Through the online account, borrowers can:
- View current loan balance and payment history
- Make one-time payments or set up recurring autopay
- Access annual tax documents, including Form 1098
- Review escrow account activity and upcoming disbursements
- Request a payoff quote
- Submit a hardship application
For issues that require direct assistance, New Rez customer service can be reached by phone. Wait times vary, and calling early in the morning on weekdays typically results in shorter hold times. Written correspondence can be sent to the address listed on your monthly statement.
Borrowers with complaints that are not resolved through customer service can file a complaint with the Consumer Financial Protection Bureau (CFPB) at consumerfinance.gov or contact their state’s banking regulator.
Frequently Asked Questions About New Rez
Why was my mortgage transferred to New Rez without my consent?
Mortgage servicing rights are a financial asset that lenders buy and sell regularly. Your original loan agreement includes a clause permitting this transfer. Federal law protects you by requiring advance notice and maintaining your original loan terms.
Does a loan transfer to New Rez affect my credit score?

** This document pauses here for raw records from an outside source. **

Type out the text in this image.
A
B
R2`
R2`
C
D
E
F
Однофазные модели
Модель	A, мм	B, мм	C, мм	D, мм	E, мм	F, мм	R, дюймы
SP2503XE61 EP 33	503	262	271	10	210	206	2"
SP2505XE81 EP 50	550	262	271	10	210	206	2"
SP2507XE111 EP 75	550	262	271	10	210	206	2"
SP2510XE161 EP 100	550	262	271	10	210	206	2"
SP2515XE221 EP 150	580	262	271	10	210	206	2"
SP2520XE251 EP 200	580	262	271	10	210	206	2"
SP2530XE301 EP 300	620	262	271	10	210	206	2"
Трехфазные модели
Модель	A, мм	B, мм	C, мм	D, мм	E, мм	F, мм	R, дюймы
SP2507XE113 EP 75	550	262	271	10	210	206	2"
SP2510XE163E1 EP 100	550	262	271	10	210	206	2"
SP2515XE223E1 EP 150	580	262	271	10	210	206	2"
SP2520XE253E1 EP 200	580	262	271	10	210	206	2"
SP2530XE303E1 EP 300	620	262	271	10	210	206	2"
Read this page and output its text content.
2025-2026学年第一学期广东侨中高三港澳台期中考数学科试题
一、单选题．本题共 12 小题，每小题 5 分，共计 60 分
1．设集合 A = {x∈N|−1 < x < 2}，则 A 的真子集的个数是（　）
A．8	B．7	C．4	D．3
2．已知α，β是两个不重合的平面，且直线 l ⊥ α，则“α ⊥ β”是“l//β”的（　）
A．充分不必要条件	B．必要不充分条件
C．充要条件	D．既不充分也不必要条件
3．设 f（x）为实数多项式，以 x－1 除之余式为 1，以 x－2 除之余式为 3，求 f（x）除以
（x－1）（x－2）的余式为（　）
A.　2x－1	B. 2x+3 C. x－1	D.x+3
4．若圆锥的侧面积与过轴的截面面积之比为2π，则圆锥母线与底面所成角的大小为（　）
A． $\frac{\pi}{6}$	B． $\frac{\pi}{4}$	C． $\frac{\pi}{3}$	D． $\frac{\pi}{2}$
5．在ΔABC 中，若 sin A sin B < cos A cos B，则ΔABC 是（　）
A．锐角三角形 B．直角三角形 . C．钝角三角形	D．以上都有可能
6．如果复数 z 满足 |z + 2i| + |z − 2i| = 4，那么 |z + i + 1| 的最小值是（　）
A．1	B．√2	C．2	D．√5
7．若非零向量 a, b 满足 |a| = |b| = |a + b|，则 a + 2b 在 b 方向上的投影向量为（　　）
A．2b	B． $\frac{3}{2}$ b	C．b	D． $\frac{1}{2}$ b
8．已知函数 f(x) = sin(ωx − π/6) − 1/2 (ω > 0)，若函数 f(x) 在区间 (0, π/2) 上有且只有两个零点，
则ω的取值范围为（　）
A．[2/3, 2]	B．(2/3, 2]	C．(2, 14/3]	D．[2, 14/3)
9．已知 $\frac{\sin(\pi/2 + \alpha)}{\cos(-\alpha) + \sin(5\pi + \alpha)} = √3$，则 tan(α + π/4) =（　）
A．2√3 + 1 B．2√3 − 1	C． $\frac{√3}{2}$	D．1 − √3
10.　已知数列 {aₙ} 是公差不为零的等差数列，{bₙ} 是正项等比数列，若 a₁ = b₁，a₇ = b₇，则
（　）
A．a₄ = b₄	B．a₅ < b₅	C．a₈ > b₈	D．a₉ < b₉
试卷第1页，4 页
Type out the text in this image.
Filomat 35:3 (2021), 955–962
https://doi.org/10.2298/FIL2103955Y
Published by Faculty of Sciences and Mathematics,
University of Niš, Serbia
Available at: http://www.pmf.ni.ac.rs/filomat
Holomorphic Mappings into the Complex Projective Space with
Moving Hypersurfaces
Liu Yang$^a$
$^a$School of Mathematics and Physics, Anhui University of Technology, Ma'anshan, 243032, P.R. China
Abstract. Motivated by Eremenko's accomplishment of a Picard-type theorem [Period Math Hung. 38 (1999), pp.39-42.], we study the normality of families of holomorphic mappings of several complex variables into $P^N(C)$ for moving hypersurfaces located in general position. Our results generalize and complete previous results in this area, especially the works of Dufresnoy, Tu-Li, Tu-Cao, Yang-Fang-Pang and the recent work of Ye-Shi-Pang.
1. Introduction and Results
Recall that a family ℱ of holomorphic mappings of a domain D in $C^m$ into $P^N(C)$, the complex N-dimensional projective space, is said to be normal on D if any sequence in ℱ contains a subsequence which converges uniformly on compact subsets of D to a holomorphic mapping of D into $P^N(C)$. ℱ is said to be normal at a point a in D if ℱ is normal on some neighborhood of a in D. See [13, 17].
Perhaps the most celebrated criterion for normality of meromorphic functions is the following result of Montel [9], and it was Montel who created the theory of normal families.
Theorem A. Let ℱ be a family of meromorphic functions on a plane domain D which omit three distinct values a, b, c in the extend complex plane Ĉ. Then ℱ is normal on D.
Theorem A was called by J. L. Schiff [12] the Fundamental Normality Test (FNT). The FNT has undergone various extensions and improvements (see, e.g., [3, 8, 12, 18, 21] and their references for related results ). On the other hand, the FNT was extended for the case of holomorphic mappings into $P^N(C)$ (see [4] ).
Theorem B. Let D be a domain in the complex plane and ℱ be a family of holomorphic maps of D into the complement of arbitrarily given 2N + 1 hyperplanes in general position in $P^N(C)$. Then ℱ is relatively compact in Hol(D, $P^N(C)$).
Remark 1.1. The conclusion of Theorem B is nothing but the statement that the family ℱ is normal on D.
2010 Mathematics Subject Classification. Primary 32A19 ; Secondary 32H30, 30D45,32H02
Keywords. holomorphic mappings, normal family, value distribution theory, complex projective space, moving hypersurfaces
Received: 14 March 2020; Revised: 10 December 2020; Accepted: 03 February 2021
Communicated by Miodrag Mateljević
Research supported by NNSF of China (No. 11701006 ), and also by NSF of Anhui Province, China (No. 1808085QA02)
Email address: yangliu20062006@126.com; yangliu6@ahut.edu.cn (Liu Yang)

A servicing transfer itself does not affect your credit score. As long as you continue making on-time payments to the new servicer, your credit history remains unaffected. Missed payments during the transition, however, can be reported after the 60-day grace period ends.
How do I set up autopay with New Rez after a transfer?
Log in to your account at newrez.com and navigate to the payment settings section. You can link a bank account and schedule recurring payments for any day of the month on or before your due date. Confirm the setup at least five business days before your first payment is due.
Can I refinance my loan directly with New Rez?
Yes. New Rez originates refinance loans for both existing customers and new borrowers. Existing customers may receive streamlined processing options. You can start a refinance application online or by calling the originations team directly.
What should I do if New Rez cannot resolve my complaint?
Submit a formal complaint to the CFPB, which supervises mortgage servicers and requires a response from the company. You can also contact your state attorney general’s office or a HUD-approved housing counselor for free guidance.
Conclusion
Understanding how New Rez operates as both a lender and a servicer gives homeowners a clear advantage when navigating a loan transfer or applying for assistance. The key actions are simple: verify the transfer, update your payment details, and use the online portal to monitor your account consistently.
Borrowers who stay informed and proactive avoid the most common pitfalls associated with servicer changes. If any issue arises, federal consumer protection agencies provide enforceable remedies that put the burden of resolution on the servicer.